Could writing a program that requires a correct environment from the start (basically the "let it crash if things are wrong" philosophy) be considered to be similar to extending a strict type system beyond the language/runtime itself? In other words, the type of the entire program becomes a rule which encapsulates everything the program may need from file system access, existence of certain files, free disk space, network availability, etc. and any failures to meet those expectations at or during run time would be a type failure and force the program to abort. (It's entertaining to ponder the idea that a type system could include traits of the user - such as needing the ability to read or understanding the problem domain, etc. and any failure to comply on the user's part would result in a type error and the program would quit.)

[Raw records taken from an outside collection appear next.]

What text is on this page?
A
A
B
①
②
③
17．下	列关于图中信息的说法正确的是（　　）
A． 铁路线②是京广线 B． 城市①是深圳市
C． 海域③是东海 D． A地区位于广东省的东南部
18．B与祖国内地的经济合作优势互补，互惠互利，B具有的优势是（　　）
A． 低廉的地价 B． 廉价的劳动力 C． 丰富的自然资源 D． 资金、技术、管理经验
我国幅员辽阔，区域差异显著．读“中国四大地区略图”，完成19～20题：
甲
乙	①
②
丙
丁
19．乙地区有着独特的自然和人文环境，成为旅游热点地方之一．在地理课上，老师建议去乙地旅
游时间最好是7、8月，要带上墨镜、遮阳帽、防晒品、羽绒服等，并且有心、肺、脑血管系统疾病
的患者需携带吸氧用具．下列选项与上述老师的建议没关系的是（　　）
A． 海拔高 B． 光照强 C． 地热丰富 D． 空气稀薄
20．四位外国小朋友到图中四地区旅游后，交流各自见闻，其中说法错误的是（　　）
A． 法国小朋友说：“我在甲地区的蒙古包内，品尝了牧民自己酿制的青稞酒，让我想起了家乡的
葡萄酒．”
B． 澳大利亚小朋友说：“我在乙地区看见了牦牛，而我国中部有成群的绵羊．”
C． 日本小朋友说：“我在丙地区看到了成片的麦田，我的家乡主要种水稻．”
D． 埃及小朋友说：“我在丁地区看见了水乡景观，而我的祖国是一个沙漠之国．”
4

Could writing a program that

Could writing a program that requires a correct environment from the start (basically the "let it crash if things are wrong" philosophy) be considered to be similar to extending a strict type system beyond the language/runtime itself?

Why not? A program always has an implied environment, or input it can accept. Why not deal with it explicitly. I think this is one of the key ideas in security from external attacks.

But I would be careful with the word "crash". You want to prevent the crash by detecting a fault early or before it causes damage beyond the scope of the immediate process. Crashes in general can damage the system in such a way that it can't continue.

Exception-Handling Bugs in Java and a Language Extension to Avoi

Exception-Handling Bugs in Java and a Language Extension to Avoid Them by Westley Weimer has some practical ideas on improving the ease of using exceptions. Abstract:

It is difficult to write programs that behave correctly in the presence of exceptions. We describe a dataflow analysis for finding a certain class of mistakes made while programs handle exceptions. These mistakes involve resource leaks and failures to restore program-specific invariants. Using this analysis we have found over 1,200 bugs in 4 million lines of Java. We give some evidence of the importance of the bugs we found and use them to highlight some limitations of destructors and finalizers. We propose and evaluate a new language feature, the compensation stack, to make it easier to write solid code in the presence of exceptions. These compensation stacks track obligations and invariants at run-time. Two case studies demonstrate that they can yield more natural source code and more consistent behavior in long-running programs.